In $\mathbb R[t]_2$ (vector space of all polynomials of up to a second degree), I need to compute the norm $||t^2 - 2t + 1||$, knowing only that:
$$\langle p(t),q(t)\rangle = p(-2)q(-2) + p(-1)q(-1) + p(0)q(0) + p(1)q(1)$$
I have absolutely no clue on how to compute it as I don't have the polynomials $p(t)$ and $q(t)$. Do I need to assume $p(t)$ and $q(t)$ generic polynomials, such as $p(t) = a + bt + ct^2$ and $q(t) = d + et + ft^2$, where $a,b,c,d,e,f$ would be scalars in $\mathbb R$?
On
As you have computed once for all the expression
$$\langle p,q \rangle=-2ea+4ad+6af+6eb-8ec-2bd+6cd-8bf+18cf,$$
said otherwise
$$(a \ \ b \ \ c)\underbrace{\left(\begin{array}{rrr}2&-1&3\\-1&3&-4\\3&-4&9\end{array}\right)}_A\begin{pmatrix}d\\e\\f\end{pmatrix},$$
it is not lost time if you are asked to calculate other norms.
Moreover, and this is the most important, due to the fact that the eigenvalues of symmetric matrix $A$ are positive ($0.5815,$$1.4351,$ $11.9834$) it proves that this inner product is associated with a "true" norm, which isn't a priori evident (triangular inequality is lengthy by direct means).
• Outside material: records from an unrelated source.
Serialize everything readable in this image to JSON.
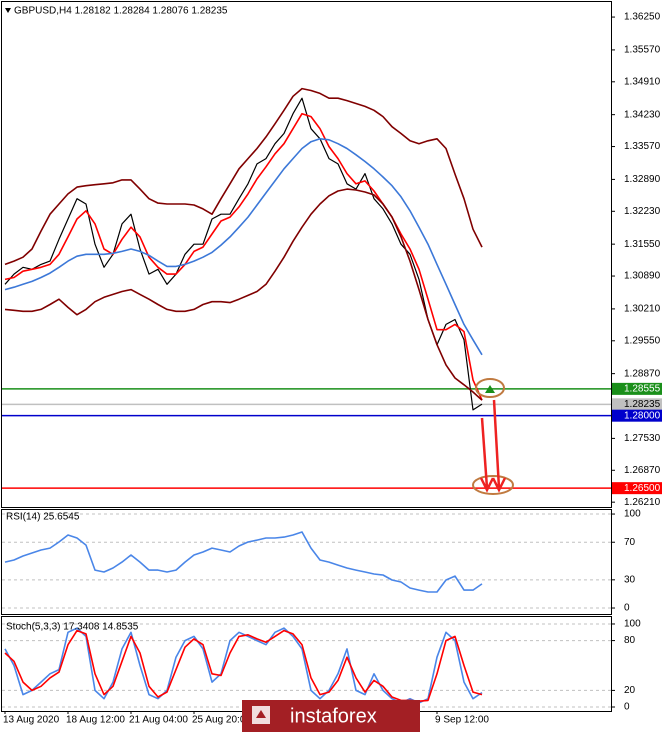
{
  "chart_data": [
    {
      "type": "line",
      "title": "GBPUSD,H4  1.28182 1.28284 1.28076 1.28235",
      "categories": [
        "13 Aug 2020",
        null,
        null,
        null,
        null,
        null,
        null,
        "18 Aug 12:00",
        null,
        null,
        null,
        null,
        null,
        null,
        "21 Aug 04:00",
        null,
        null,
        null,
        null,
        null,
        null,
        "25 Aug 20:00",
        null,
        null,
        null,
        null,
        null,
        null,
        null,
        null,
        null,
        null,
        null,
        null,
        null,
        null,
        null,
        null,
        null,
        null,
        null,
        null,
        null,
        null,
        null,
        null,
        null,
        null,
        "9 Sep 12:00",
        null,
        null,
        null,
        null,
        null
      ],
      "series": [
        {
          "color": "#000000",
          "values": [
            1.3072,
            1.3093,
            1.3107,
            1.3103,
            1.3113,
            1.312,
            1.3165,
            1.3207,
            1.3249,
            1.3238,
            1.3155,
            1.3107,
            1.3134,
            1.3197,
            1.3217,
            1.3145,
            1.3093,
            1.3103,
            1.3072,
            1.3093,
            1.3134,
            1.3155,
            1.3155,
            1.3207,
            1.3217,
            1.3217,
            1.3249,
            1.328,
            1.3321,
            1.3332,
            1.3363,
            1.3384,
            1.3425,
            1.3457,
            1.3394,
            1.3373,
            1.3332,
            1.3321,
            1.328,
            1.3269,
            1.3301,
            1.3249,
            1.3228,
            1.3197,
            1.3155,
            1.3134,
            1.3082,
            1.2999,
            1.2947,
            1.2989,
            1.2999,
            1.2957,
            1.2812,
            1.2824
          ]
        },
        {
          "color": "#ff0000",
          "values": [
            1.3082,
            1.3086,
            1.3099,
            1.3103,
            1.3107,
            1.3113,
            1.3134,
            1.317,
            1.3207,
            1.3224,
            1.3197,
            1.3145,
            1.3134,
            1.3165,
            1.319,
            1.317,
            1.3128,
            1.3107,
            1.3093,
            1.3093,
            1.3113,
            1.314,
            1.3149,
            1.3176,
            1.3203,
            1.3211,
            1.3232,
            1.3259,
            1.329,
            1.3315,
            1.3342,
            1.3363,
            1.3394,
            1.3425,
            1.3419,
            1.3394,
            1.3357,
            1.3332,
            1.3301,
            1.328,
            1.3286,
            1.3265,
            1.3238,
            1.3211,
            1.3176,
            1.3145,
            1.3103,
            1.3041,
            1.2978,
            1.2978,
            1.2989,
            1.2974,
            1.2874,
            1.2832
          ]
        },
        {
          "color": "#3c78d8",
          "values": [
            1.3061,
            1.3066,
            1.3072,
            1.3078,
            1.3086,
            1.3095,
            1.3107,
            1.312,
            1.313,
            1.3134,
            1.3134,
            1.3134,
            1.3136,
            1.314,
            1.3145,
            1.314,
            1.3132,
            1.312,
            1.3109,
            1.3109,
            1.3113,
            1.312,
            1.3128,
            1.3138,
            1.3153,
            1.317,
            1.319,
            1.3211,
            1.3236,
            1.3261,
            1.3286,
            1.3311,
            1.3332,
            1.3353,
            1.3367,
            1.3373,
            1.3371,
            1.3363,
            1.3353,
            1.334,
            1.3326,
            1.3311,
            1.3294,
            1.3276,
            1.3253,
            1.3224,
            1.319,
            1.3155,
            1.3113,
            1.3072,
            1.303,
            1.2989,
            1.2957,
            1.2926
          ]
        },
        {
          "color": "#800000",
          "values": [
            1.3113,
            1.312,
            1.3128,
            1.3145,
            1.3182,
            1.3217,
            1.3238,
            1.3259,
            1.3273,
            1.3276,
            1.3278,
            1.328,
            1.3282,
            1.3288,
            1.3288,
            1.3269,
            1.3249,
            1.324,
            1.3238,
            1.3238,
            1.3238,
            1.3236,
            1.3228,
            1.3217,
            1.3249,
            1.328,
            1.3311,
            1.3332,
            1.3353,
            1.3377,
            1.3404,
            1.3432,
            1.3461,
            1.3477,
            1.3473,
            1.3467,
            1.3457,
            1.3457,
            1.3452,
            1.3446,
            1.344,
            1.3432,
            1.3419,
            1.3398,
            1.3384,
            1.3369,
            1.3363,
            1.3369,
            1.3373,
            1.3353,
            1.33,
            1.3249,
            1.3186,
            1.3149
          ]
        },
        {
          "color": "#800000",
          "values": [
            1.302,
            1.3018,
            1.3016,
            1.3016,
            1.302,
            1.303,
            1.3041,
            1.3024,
            1.3009,
            1.302,
            1.3036,
            1.3045,
            1.3051,
            1.3057,
            1.3061,
            1.3051,
            1.3041,
            1.303,
            1.302,
            1.3016,
            1.3016,
            1.302,
            1.303,
            1.3036,
            1.3036,
            1.3034,
            1.3041,
            1.3049,
            1.3057,
            1.3072,
            1.3099,
            1.3128,
            1.3161,
            1.319,
            1.3217,
            1.3238,
            1.3255,
            1.3265,
            1.3269,
            1.3267,
            1.3263,
            1.3257,
            1.3238,
            1.3211,
            1.317,
            1.312,
            1.3061,
            1.2999,
            1.2947,
            1.2905,
            1.2878,
            1.2864,
            1.2849,
            1.2832
          ]
        }
      ],
      "ylim": [
        1.2611,
        1.36541
      ],
      "yticks": [
        {
          "value": 1.3625,
          "label": "1.36250"
        },
        {
          "value": 1.3557,
          "label": "1.35570"
        },
        {
          "value": 1.3491,
          "label": "1.34910"
        },
        {
          "value": 1.3423,
          "label": "1.34230"
        },
        {
          "value": 1.3357,
          "label": "1.33570"
        },
        {
          "value": 1.3289,
          "label": "1.32890"
        },
        {
          "value": 1.3223,
          "label": "1.32230"
        },
        {
          "value": 1.3155,
          "label": "1.31550"
        },
        {
          "value": 1.3089,
          "label": "1.30890"
        },
        {
          "value": 1.3021,
          "label": "1.30210"
        },
        {
          "value": 1.2955,
          "label": "1.29550"
        },
        {
          "value": 1.2887,
          "label": "1.28870"
        },
        {
          "value": 1.2753,
          "label": "1.27530"
        },
        {
          "value": 1.2687,
          "label": "1.26870"
        },
        {
          "value": 1.2621,
          "label": "1.26210"
        }
      ],
      "levels": [
        {
          "value": 1.28555,
          "label": "1.28555",
          "color": "#1a8f1a"
        },
        {
          "value": 1.28235,
          "label": "1.28235",
          "color": "#c0c0c0"
        },
        {
          "value": 1.28,
          "label": "1.28000",
          "color": "#0000cc"
        },
        {
          "value": 1.265,
          "label": "1.26500",
          "color": "#ff0000"
        }
      ],
      "grid": false
    },
    {
      "type": "line",
      "title": "RSI(14) 25.6545",
      "series": [
        {
          "color": "#4a86e8",
          "values": [
            48.9,
            51.1,
            55.3,
            58.5,
            61.7,
            63.8,
            70.2,
            77.7,
            74.5,
            67.0,
            40.4,
            38.3,
            42.6,
            48.9,
            56.4,
            48.9,
            40.4,
            40.4,
            38.3,
            40.4,
            48.9,
            56.4,
            59.6,
            63.8,
            61.7,
            59.6,
            66.0,
            70.2,
            72.3,
            74.5,
            74.5,
            75.5,
            77.7,
            80.9,
            63.8,
            51.1,
            48.9,
            45.7,
            42.6,
            40.4,
            38.3,
            36.2,
            35.1,
            29.8,
            27.7,
            21.3,
            19.1,
            17.0,
            17.0,
            29.8,
            34.0,
            19.1,
            19.1,
            25.7
          ]
        }
      ],
      "ylim": [
        -5.3,
        104.3
      ],
      "yticks": [
        100,
        70,
        30,
        0
      ],
      "grid": true
    },
    {
      "type": "line",
      "title": "Stoch(5,3,3) 17.3408 14.8535",
      "series": [
        {
          "color": "#4a86e8",
          "values": [
            70,
            50,
            15,
            20,
            30,
            40,
            45,
            90,
            95,
            85,
            20,
            10,
            30,
            70,
            90,
            50,
            15,
            10,
            20,
            60,
            80,
            85,
            70,
            30,
            40,
            80,
            90,
            85,
            80,
            75,
            90,
            95,
            85,
            70,
            20,
            10,
            20,
            40,
            70,
            20,
            15,
            40,
            20,
            10,
            5,
            10,
            5,
            10,
            60,
            90,
            80,
            30,
            10,
            17.3
          ]
        },
        {
          "color": "#ff0000",
          "values": [
            65,
            55,
            30,
            20,
            25,
            35,
            42,
            75,
            92,
            88,
            40,
            15,
            25,
            55,
            85,
            65,
            25,
            12,
            18,
            45,
            72,
            82,
            75,
            40,
            38,
            65,
            85,
            87,
            82,
            78,
            85,
            92,
            88,
            75,
            35,
            15,
            18,
            32,
            60,
            35,
            18,
            32,
            25,
            12,
            8,
            8,
            7,
            8,
            40,
            80,
            85,
            50,
            18,
            14.9
          ]
        }
      ],
      "ylim": [
        -3.6,
        107.2
      ],
      "yticks": [
        100,
        80,
        20,
        0
      ],
      "grid": true
    }
  ],
  "watermark": "instaforex"
}
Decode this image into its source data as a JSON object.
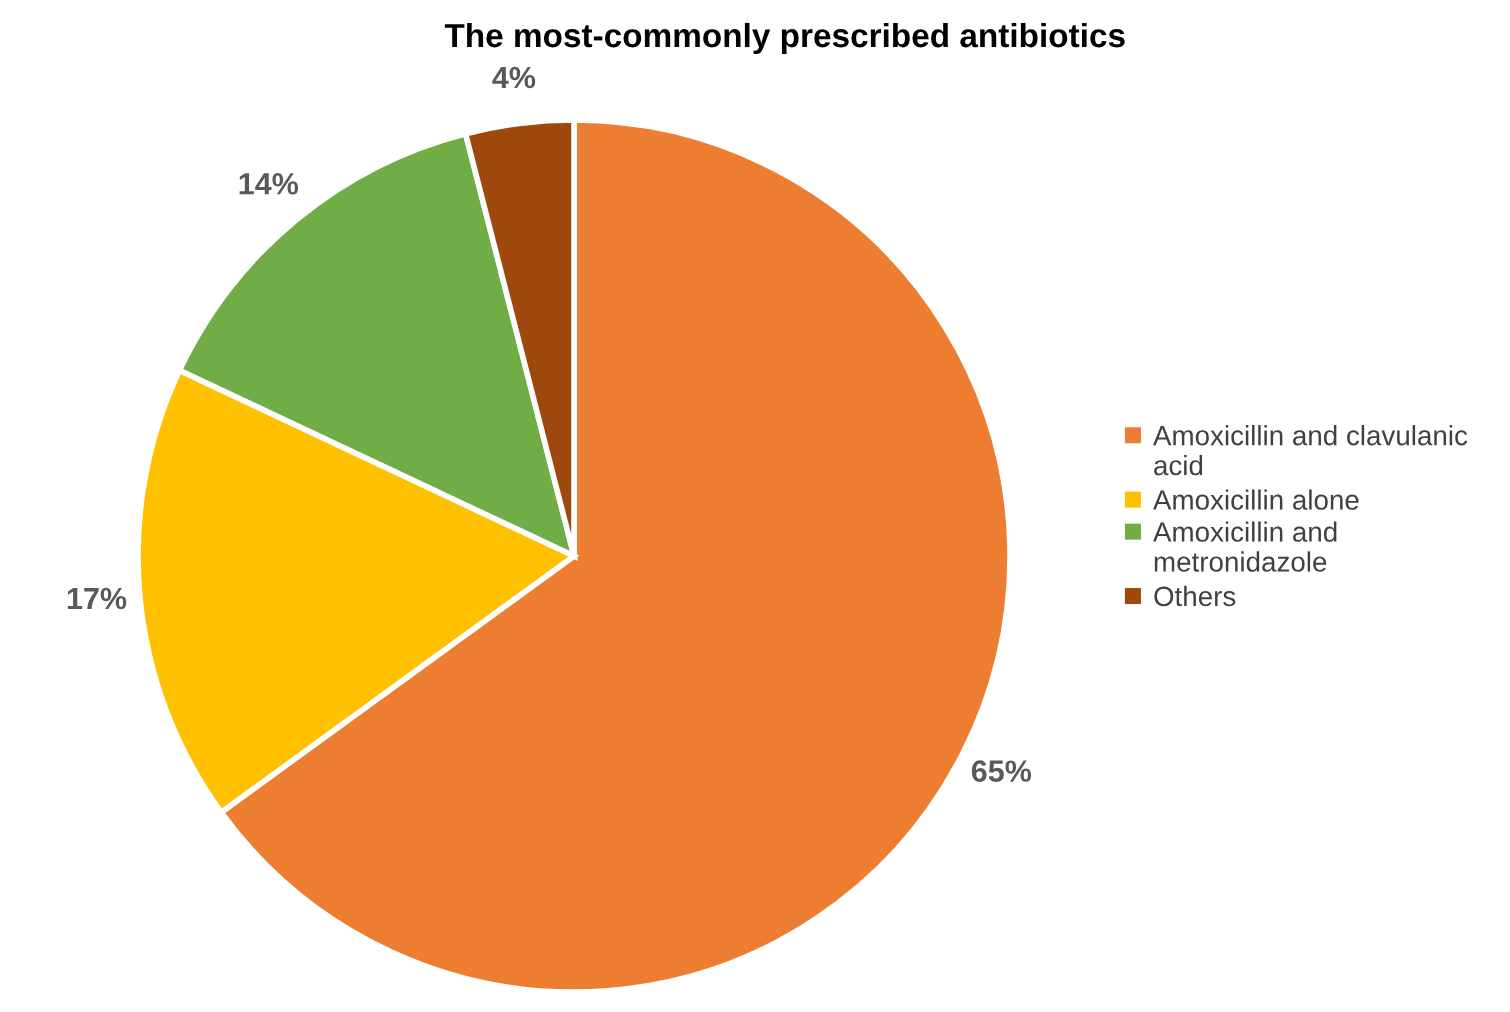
{
  "chart_data": {
    "type": "pie",
    "title": "The most-commonly prescribed antibiotics",
    "categories": [
      "Amoxicillin and clavulanic acid",
      "Amoxicillin alone",
      "Amoxicillin and metronidazole",
      "Others"
    ],
    "values": [
      65,
      17,
      14,
      4
    ],
    "value_labels": [
      "65%",
      "17%",
      "14%",
      "4%"
    ],
    "colors": [
      "#ed7d31",
      "#ffc000",
      "#70ad47",
      "#9e480e"
    ],
    "legend": "right"
  }
}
Just plug into your formula:
\begin{align} \|t^2-2t+1\|^2 &= \|(t-1)^2\|^2\\ &= \langle (t-1)^2, (t-1)^2\rangle\\ &= (-2-1)^2(-2-1)^2 + (-1-1)^2(-1-1)^2 + (0-1)^2(0-1)^2 + (1-1)^2(1-1)^2\\ &= 81+16+1\\ &= 98 \end{align} so $\|t^2-2t+1\|=\sqrt{98}$.